In response IT organizations are adopting new ways of working – agile, lean, DevOps, SAFe and now the latest version of ITIL – ITIL4.
Yet according to Industry reports and findings and confirmed in our own global workshops with hundreds of organizations ‘70% fail to get the HOPED for value from their transformation initiatives’.
‘I could have told you this in advance’ declares the self professed ‘Pointy-fingered Grumpy Old Man in IT’ Paul Wilkinson, playing his role as CEO in the GamingWorks Marslander simulation workshop. ‘As Einstein was once quoted as saying “We cannot solve our problems with the same thinking we used when we created them”, Yet IT organizations persist in trying to prove Einstein wrong’ says Paul.
Why are 70% failing to achieve hoped for results? Are we failing because it is all so new? Uncharted territory? Or are we simply repeating patterns of failure from the past? ‘I see the same mistakes being made again and again with each new passing set of buzzwords. It is like watching the film groundhog day, every day Bill Murray wakes up and goes through the same experiences’.

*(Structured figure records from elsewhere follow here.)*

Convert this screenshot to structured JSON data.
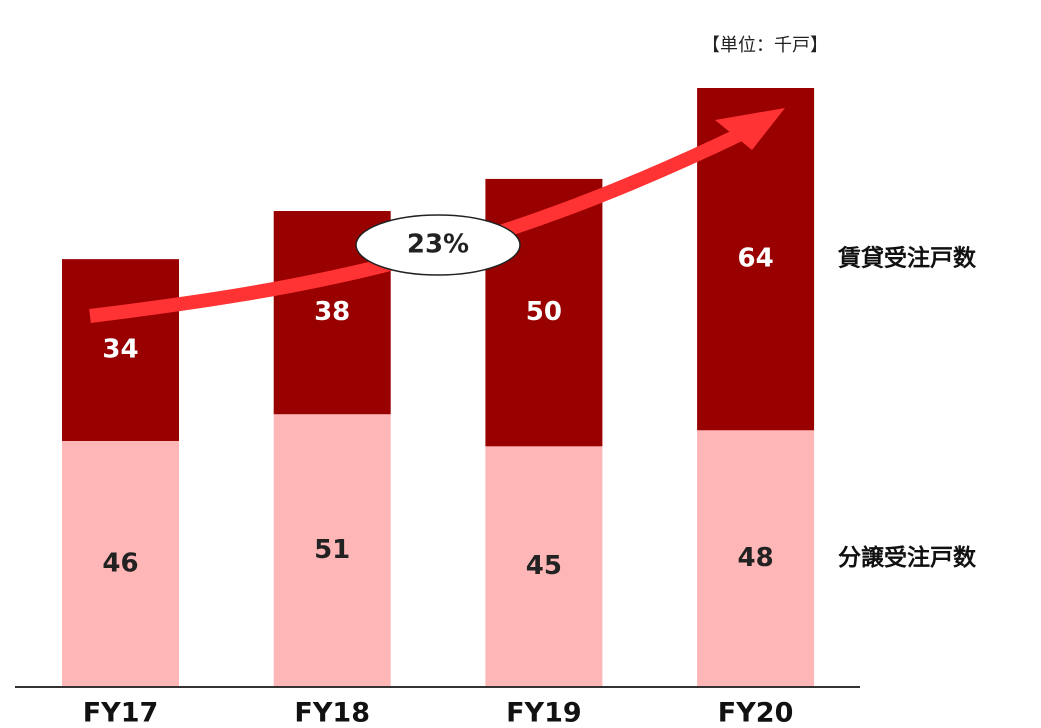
{
  "chart_data": {
    "type": "stacked_bar",
    "unit_label": "【単位：千戸】",
    "categories": [
      "FY17",
      "FY18",
      "FY19",
      "FY20"
    ],
    "series": [
      {
        "name": "分譲受注戸数",
        "color": "#ffb6b6",
        "label_color": "#222222",
        "values": [
          46,
          51,
          45,
          48
        ]
      },
      {
        "name": "賃貸受注戸数",
        "color": "#990000",
        "label_color": "#ffffff",
        "values": [
          34,
          38,
          50,
          64
        ]
      }
    ],
    "annotation": "23%"
  }
}
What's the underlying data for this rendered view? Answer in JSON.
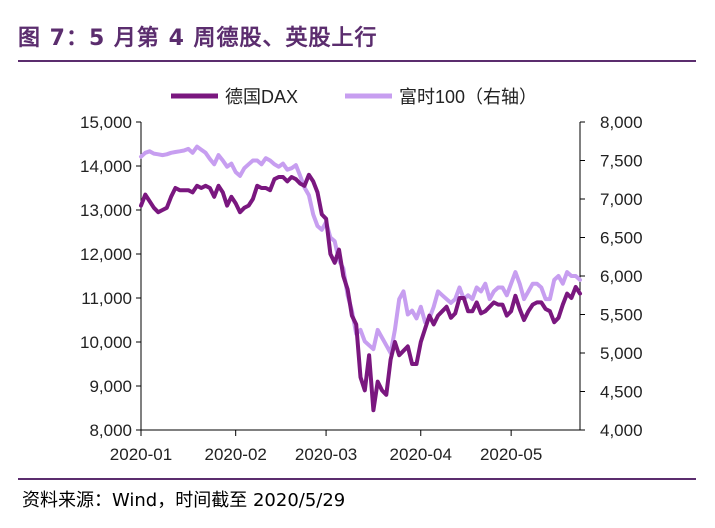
{
  "title": "图 7：5 月第 4 周德股、英股上行",
  "source": "资料来源：Wind，时间截至 2020/5/29",
  "colors": {
    "dax": "#7a177f",
    "ftse": "#c79ef0",
    "title": "#5b2d6e"
  },
  "chart_data": {
    "type": "line",
    "title": "",
    "xlabel": "",
    "ylabel": "",
    "y2label": "",
    "x_ticks": [
      "2020-01",
      "2020-02",
      "2020-03",
      "2020-04",
      "2020-05"
    ],
    "x_tick_pos": [
      0,
      22,
      43,
      65,
      86
    ],
    "y_left": {
      "min": 8000,
      "max": 15000,
      "ticks": [
        "8,000",
        "9,000",
        "10,000",
        "11,000",
        "12,000",
        "13,000",
        "14,000",
        "15,000"
      ]
    },
    "y_right": {
      "min": 4000,
      "max": 8000,
      "ticks": [
        "4,000",
        "4,500",
        "5,000",
        "5,500",
        "6,000",
        "6,500",
        "7,000",
        "7,500",
        "8,000"
      ]
    },
    "legend_position": "top",
    "series": [
      {
        "name": "德国DAX",
        "axis": "left",
        "values": [
          13100,
          13350,
          13200,
          13050,
          12950,
          13000,
          13050,
          13300,
          13500,
          13450,
          13450,
          13450,
          13400,
          13550,
          13500,
          13550,
          13500,
          13300,
          13550,
          13400,
          13100,
          13300,
          13150,
          12950,
          13050,
          13100,
          13250,
          13550,
          13500,
          13500,
          13450,
          13700,
          13750,
          13750,
          13650,
          13750,
          13700,
          13600,
          13550,
          13800,
          13650,
          13400,
          12900,
          12800,
          12000,
          11800,
          12100,
          11500,
          11200,
          10600,
          10400,
          9200,
          8900,
          9700,
          8450,
          9100,
          8900,
          8800,
          9600,
          10000,
          9700,
          9800,
          9900,
          9500,
          9500,
          10000,
          10300,
          10600,
          10400,
          10600,
          10700,
          10800,
          10550,
          10650,
          11000,
          11000,
          10700,
          10700,
          10900,
          10650,
          10700,
          10800,
          10900,
          10850,
          10850,
          10600,
          10700,
          11050,
          10750,
          10500,
          10700,
          10850,
          10900,
          10900,
          10750,
          10700,
          10450,
          10550,
          10850,
          11100,
          11000,
          11250,
          11100
        ]
      },
      {
        "name": "富时100（右轴）",
        "axis": "right",
        "values": [
          7550,
          7600,
          7620,
          7590,
          7580,
          7570,
          7580,
          7600,
          7610,
          7620,
          7630,
          7650,
          7600,
          7680,
          7640,
          7600,
          7520,
          7450,
          7570,
          7500,
          7420,
          7460,
          7350,
          7300,
          7400,
          7450,
          7500,
          7500,
          7450,
          7530,
          7500,
          7450,
          7420,
          7460,
          7380,
          7400,
          7440,
          7300,
          7150,
          7050,
          6800,
          6650,
          6600,
          6700,
          6500,
          6450,
          6200,
          6100,
          5750,
          5550,
          5250,
          5300,
          5150,
          5100,
          5050,
          5300,
          5200,
          5100,
          5000,
          5300,
          5700,
          5800,
          5500,
          5550,
          5450,
          5600,
          5400,
          5450,
          5600,
          5800,
          5750,
          5700,
          5650,
          5700,
          5850,
          5700,
          5750,
          5700,
          5850,
          5800,
          5900,
          5700,
          5800,
          5850,
          5850,
          5750,
          5900,
          6050,
          5900,
          5700,
          5800,
          5900,
          5900,
          5850,
          5700,
          5700,
          5950,
          6000,
          5900,
          6050,
          6000,
          6000,
          5950
        ]
      }
    ]
  }
}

In this webinar Maarten Bordewijk, Claudine Koers and Paul Wilkinson will look back at 40 years worth of experience of captured insights, findings and suggestions from thousands of organizations struggling with transforming their IT capabilities. Examining these consistent patterns from the past? Why haven’t we solved them? What can and should we do about them? What do we need to do to enable us to prevent them from happening again, in this world of fast paced change and new emerging models and frameworks?